By Chris Munro
April 1 - (The Insurer) - Property catastrophe capacity for U.S. cedants was in ample supply at the April 1 renewals, according to broker reports, although the fallout from the California wildfires tempered the level of reductions as reinsurers took a more conservative approach.
April 1 was the first major renewal since the wildfires that tore through parts of Southern California in January.
Although it is a relatively light renewal date for the U.S. market, several regional, national and global carriers do come to market to secure their reinsurance at April 1.
According to Aon’s latest Reinsurance Market Dynamics report, “property catastrophe capacity at 4/1 remained adequate to meet demand”.
Rival intermediary Gallagher Re in its 1st View: Finding the Path update said “property catastrophe capacity remained ample” at April 1.
Aon said “to its credit” the reinsurance market “stepped up” in the wake of the wildfires, which the broker noted will cost the industry between $32 billion and $38 billion.
“The majority of reinsurers responded outstandingly to the Los Angeles wildfires, which will likely rank among the top three costliest wildfires in U.S. history,” Aon said.
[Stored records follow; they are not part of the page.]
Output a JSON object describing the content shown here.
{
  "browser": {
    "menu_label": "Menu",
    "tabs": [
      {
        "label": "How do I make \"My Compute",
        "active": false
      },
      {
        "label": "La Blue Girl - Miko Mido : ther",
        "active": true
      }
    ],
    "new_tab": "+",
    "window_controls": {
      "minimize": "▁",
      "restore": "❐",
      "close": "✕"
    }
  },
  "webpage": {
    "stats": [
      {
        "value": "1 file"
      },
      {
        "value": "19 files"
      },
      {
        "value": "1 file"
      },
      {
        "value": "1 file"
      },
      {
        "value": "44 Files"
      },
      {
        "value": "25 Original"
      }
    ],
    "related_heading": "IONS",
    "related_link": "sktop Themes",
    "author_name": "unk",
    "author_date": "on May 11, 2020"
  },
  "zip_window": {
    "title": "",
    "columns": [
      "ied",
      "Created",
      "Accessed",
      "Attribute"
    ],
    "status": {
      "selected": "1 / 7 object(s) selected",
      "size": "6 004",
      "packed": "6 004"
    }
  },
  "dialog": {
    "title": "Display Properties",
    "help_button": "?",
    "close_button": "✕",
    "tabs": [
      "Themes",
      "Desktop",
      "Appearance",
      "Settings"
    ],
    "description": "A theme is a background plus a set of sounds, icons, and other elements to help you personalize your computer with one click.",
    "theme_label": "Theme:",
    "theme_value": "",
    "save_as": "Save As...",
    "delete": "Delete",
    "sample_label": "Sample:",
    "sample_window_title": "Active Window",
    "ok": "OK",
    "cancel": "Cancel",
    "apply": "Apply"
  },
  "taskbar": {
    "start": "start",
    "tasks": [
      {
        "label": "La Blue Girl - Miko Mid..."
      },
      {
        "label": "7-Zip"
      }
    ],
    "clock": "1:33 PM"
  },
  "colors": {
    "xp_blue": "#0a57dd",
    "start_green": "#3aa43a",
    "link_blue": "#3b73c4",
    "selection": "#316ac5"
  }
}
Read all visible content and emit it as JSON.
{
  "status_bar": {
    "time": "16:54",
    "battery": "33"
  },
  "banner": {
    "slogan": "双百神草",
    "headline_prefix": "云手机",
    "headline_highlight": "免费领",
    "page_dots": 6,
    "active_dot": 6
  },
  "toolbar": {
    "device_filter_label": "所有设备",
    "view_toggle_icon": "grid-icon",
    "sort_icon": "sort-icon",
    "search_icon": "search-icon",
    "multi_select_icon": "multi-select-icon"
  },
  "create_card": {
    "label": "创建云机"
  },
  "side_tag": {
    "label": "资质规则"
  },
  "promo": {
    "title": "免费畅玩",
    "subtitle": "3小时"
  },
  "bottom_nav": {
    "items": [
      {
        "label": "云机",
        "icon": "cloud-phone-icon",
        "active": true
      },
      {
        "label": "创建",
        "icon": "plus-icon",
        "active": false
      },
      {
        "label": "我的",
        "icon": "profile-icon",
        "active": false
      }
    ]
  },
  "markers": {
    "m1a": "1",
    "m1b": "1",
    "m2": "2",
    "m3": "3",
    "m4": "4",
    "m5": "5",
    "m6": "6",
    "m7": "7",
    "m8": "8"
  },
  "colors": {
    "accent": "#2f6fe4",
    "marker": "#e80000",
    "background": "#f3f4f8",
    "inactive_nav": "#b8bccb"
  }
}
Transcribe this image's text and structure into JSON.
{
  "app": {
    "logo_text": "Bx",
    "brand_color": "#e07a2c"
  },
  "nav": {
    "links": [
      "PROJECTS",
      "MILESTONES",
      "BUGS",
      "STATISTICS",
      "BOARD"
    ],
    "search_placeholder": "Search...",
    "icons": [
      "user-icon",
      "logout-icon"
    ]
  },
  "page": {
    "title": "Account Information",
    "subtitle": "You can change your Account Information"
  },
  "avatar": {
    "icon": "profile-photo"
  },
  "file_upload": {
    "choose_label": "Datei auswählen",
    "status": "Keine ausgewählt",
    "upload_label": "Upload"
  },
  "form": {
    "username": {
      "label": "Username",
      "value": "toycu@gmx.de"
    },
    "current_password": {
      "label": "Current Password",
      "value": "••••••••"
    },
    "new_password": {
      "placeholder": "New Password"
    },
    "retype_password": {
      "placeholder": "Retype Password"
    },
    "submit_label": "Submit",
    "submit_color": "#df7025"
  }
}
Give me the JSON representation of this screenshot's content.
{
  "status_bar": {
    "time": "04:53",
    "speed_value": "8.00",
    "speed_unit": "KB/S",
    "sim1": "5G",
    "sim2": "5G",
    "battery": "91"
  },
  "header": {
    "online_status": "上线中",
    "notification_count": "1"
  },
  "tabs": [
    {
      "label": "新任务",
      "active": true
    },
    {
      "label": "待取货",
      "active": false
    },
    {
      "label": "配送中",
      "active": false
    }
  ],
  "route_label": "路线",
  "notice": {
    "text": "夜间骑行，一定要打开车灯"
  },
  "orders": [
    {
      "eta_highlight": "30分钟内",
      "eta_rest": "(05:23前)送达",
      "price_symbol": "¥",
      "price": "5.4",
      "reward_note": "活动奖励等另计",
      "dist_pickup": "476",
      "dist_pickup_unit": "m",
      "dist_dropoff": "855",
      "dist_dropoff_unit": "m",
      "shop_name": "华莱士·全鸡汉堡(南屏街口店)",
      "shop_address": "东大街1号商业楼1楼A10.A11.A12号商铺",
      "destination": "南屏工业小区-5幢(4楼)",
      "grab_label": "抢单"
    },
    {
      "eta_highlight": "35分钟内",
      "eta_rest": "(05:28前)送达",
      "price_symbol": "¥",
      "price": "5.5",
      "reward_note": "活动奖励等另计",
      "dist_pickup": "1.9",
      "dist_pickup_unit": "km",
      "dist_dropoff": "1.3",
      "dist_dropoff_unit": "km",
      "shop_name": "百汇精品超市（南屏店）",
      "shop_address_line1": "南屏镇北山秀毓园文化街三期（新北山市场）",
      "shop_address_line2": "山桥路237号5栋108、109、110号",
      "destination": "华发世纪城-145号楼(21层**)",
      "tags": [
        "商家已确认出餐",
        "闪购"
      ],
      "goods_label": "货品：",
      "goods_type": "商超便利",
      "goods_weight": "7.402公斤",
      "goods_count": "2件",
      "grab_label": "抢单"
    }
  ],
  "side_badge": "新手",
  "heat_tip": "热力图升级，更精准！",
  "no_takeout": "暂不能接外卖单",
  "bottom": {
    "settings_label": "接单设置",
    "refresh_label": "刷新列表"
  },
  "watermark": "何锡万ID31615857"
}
During the April 1 renewal, Aon said reinsurers continued to price and quote for wildfire-exposed accounts, even as events were ongoing.
The reinsurance broker said terms and conditions around wildfire were a key topic of discussion with reinsurers at April 1 as each insurer determined with their trading partners the most effective path forward for their portfolio exposure.
“Despite the significant loss, reinsurers continued to price risk, deploy capacity, and support clients in what was an orderly renewal,” Aon said.
It added that the Los Angeles wildfires “tempered reductions and led to more conservative quoting at 4/1, although the impact was largely localised”.
“Reinsurers that took the opportunity to increase capacity and lean-in to wildfire risk at 4/1 were rewarded with increased participation on programs,” Aon said.
Those programs unaffected by the wildfires achieved risk-adjusted rate reductions at April 1 that were in line with those seen at the start of 2025.
“Loss-impacted accounts typically experienced stable conditions,” Aon added.
In its market update, Gallagher Re said nationwide account dynamics at April 1 broadly continued along similar lines to January 1, although the reinsurance broker said reinsurers “were highly focused” on the impact of the California wildfires.
“Buyers focused on differentiating both approach to the peril/geography and the outcomes from the event(s),” Gallagher Re said.
The number of programs in the market for renewal that were actually affected by the fires was limited, but Gallagher Re said specific outcomes were dependent on the buyer’s loss experience and program size.
Reinsurers, Aon said, continued to demonstrate growth appetite, while alternative capital provided “healthy competition” and startups were on the hunt for new business.
Gallagher Re made a similar comment, and said buyers took advantage of the increased capacity on offer to hold retention levels steady and push for price reductions at the top end of their programs.
“The increase in total property capacity also resulted in increased aggregate excess of loss demand and market placements,” Gallagher Re said.
“Several carriers sought to bolster existing aggregate programs, while others looked to establish new programs. That said, these aggregate protections continue to be pitched at the capital preservation, not earnings protection level,” the Tom Wakefield-led reinsurance broker said.
In the per-risk market, Gallagher Re said capacity and pricing were tighter than in the catastrophe segment.
Outcomes “remained highly dependent on experience”, Gallagher Re said,. It added that large global or national programs were challenged by a lack of new supply entering the per-risk sector.